I hate squash vine borer. Either I spend most of the summer picking all their wretched little eggs off my plants, or they ruin my zucchini season half way through the summer. So I was excited this winter to learn that I may have an alternative. Zucchini (along with acorn, spaghetti, and delicata squash) is derived from the species Cucurbita pepo – a species that squash vine borers happen to adore. Cucurbita moschata, the species which produces butternut squash, however, is resistant to borers. Butternuts are one of my favorite winter squashes – delicious and sweet -- but they are hardly a replacement for zucchini.
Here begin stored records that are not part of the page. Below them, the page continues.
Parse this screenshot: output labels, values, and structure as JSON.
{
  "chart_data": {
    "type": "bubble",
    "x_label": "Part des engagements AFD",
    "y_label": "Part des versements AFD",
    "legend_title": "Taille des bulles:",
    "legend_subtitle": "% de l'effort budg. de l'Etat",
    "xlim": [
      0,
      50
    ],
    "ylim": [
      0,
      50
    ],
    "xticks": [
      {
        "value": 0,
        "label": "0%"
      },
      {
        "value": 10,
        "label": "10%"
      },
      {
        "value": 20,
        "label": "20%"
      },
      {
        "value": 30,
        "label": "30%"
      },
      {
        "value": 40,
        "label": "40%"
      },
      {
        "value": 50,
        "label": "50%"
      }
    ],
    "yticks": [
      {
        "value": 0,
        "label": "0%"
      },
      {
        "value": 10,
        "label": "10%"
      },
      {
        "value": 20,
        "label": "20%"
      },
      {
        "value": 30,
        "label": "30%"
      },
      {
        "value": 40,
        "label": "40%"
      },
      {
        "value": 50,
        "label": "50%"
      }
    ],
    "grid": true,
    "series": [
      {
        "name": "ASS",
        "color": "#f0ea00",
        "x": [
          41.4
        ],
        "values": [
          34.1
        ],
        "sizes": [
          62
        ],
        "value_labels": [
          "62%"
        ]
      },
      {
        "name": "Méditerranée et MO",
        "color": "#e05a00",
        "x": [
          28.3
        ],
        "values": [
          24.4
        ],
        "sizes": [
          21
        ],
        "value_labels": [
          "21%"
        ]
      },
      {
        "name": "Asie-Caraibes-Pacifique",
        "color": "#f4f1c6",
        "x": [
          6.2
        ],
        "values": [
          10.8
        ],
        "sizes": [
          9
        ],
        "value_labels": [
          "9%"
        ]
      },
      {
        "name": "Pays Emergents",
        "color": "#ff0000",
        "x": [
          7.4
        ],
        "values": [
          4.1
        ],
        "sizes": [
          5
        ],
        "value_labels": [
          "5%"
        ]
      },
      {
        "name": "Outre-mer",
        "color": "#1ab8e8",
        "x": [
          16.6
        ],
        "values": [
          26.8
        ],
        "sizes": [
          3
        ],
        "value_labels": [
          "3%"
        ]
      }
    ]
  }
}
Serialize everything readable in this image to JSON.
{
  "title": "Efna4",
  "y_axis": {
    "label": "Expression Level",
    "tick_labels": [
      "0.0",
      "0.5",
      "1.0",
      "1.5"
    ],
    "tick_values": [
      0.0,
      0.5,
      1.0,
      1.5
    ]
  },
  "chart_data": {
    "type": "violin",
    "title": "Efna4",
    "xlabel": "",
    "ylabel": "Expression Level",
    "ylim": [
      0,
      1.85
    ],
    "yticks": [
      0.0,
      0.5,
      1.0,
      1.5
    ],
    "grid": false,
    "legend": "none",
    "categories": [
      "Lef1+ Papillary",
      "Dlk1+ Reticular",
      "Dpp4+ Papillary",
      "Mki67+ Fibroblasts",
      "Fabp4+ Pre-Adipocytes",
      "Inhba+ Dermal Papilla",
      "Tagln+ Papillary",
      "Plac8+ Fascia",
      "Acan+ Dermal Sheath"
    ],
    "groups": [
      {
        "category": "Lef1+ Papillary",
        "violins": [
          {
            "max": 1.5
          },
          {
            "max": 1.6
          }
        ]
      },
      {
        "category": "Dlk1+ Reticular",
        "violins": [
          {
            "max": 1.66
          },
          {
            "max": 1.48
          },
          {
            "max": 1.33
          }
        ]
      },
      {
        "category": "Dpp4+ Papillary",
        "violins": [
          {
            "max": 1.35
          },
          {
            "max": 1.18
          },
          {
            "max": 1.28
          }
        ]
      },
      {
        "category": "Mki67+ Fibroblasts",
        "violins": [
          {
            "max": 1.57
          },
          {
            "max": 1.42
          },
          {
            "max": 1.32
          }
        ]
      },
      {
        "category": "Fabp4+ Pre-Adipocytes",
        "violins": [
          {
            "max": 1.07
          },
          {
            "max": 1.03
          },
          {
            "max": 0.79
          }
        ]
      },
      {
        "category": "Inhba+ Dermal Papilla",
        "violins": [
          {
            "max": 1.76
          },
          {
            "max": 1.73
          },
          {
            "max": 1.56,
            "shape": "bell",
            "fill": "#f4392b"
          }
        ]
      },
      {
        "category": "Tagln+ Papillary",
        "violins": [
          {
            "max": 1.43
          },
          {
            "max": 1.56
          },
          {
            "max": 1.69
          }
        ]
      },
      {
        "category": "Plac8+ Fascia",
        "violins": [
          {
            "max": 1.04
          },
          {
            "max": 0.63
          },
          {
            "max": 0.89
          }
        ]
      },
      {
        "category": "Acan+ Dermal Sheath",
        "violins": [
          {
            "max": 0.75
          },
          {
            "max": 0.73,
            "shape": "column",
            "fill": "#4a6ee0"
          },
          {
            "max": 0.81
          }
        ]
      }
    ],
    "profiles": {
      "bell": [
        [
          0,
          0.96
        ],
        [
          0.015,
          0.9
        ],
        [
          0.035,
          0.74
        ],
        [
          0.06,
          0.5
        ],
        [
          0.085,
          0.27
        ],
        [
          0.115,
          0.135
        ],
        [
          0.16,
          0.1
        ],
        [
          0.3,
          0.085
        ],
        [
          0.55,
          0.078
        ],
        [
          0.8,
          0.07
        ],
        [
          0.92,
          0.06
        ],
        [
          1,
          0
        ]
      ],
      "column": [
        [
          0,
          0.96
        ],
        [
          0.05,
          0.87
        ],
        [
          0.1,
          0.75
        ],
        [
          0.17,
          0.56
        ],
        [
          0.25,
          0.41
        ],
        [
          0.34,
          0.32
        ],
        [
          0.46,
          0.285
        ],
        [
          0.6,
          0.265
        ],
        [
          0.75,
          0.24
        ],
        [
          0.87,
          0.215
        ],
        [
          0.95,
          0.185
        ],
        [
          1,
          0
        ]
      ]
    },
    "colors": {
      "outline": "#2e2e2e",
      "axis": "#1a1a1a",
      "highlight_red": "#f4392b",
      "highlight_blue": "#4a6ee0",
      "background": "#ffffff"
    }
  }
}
At least that is what I thought. This year I learned of a variety of C. moschata called Zucchetta rampicante tromboncino (picture from Washington State Extension) a long,

stretched out butternut intended to be eaten young, as a summer squash (though you can apparently eat at the end of the season as a winter squash too). Could this be it? A borer resistant zucchini? Well, we shall see.The reviews on Dave's Garden are overwhelmingly positive, though one person mentions a problem with borers! NO!!! I'm going to be growing it along with Costata Romanesco this year, comparing how they do with borers, and and putting them head-to-head in a taste test. Hopefully, the crazy new squash with the too long name will become my new favorite and I can kiss squash vine borers goodbye!


Aaerelon said...

Very interesting. I haven't had any troubles but this is good to know in case I do.

Joseph said...

Borer problems seem to be very location specific: I've gardened in four different locations, two of which (including my current one) had terrible borers every year, while in the other two they were never a problem. Not sure what the difference is... but if you don't have them, consider yourself lucky!

tina said...

This is very good information. I love zucchini too but like you have problems with the borers. Urgh! I wrote down this stretched variety so I can look for it. I think it is well worth giving it a try.

I've been here a few times before and really enjoy your blog. You have a lot of great info and cool cartoons. My son knows all too well about sharing his space in my Buick with plants. It can be rough for us at times:)

Joseph said...

Glad you are enjoying the blog, Tina.
I got my seed from Pinetree, if you want to give it a try.

Scott said...

Hope you enjoyed your Tromboncino! We love that squash but it sure does grow LARGE.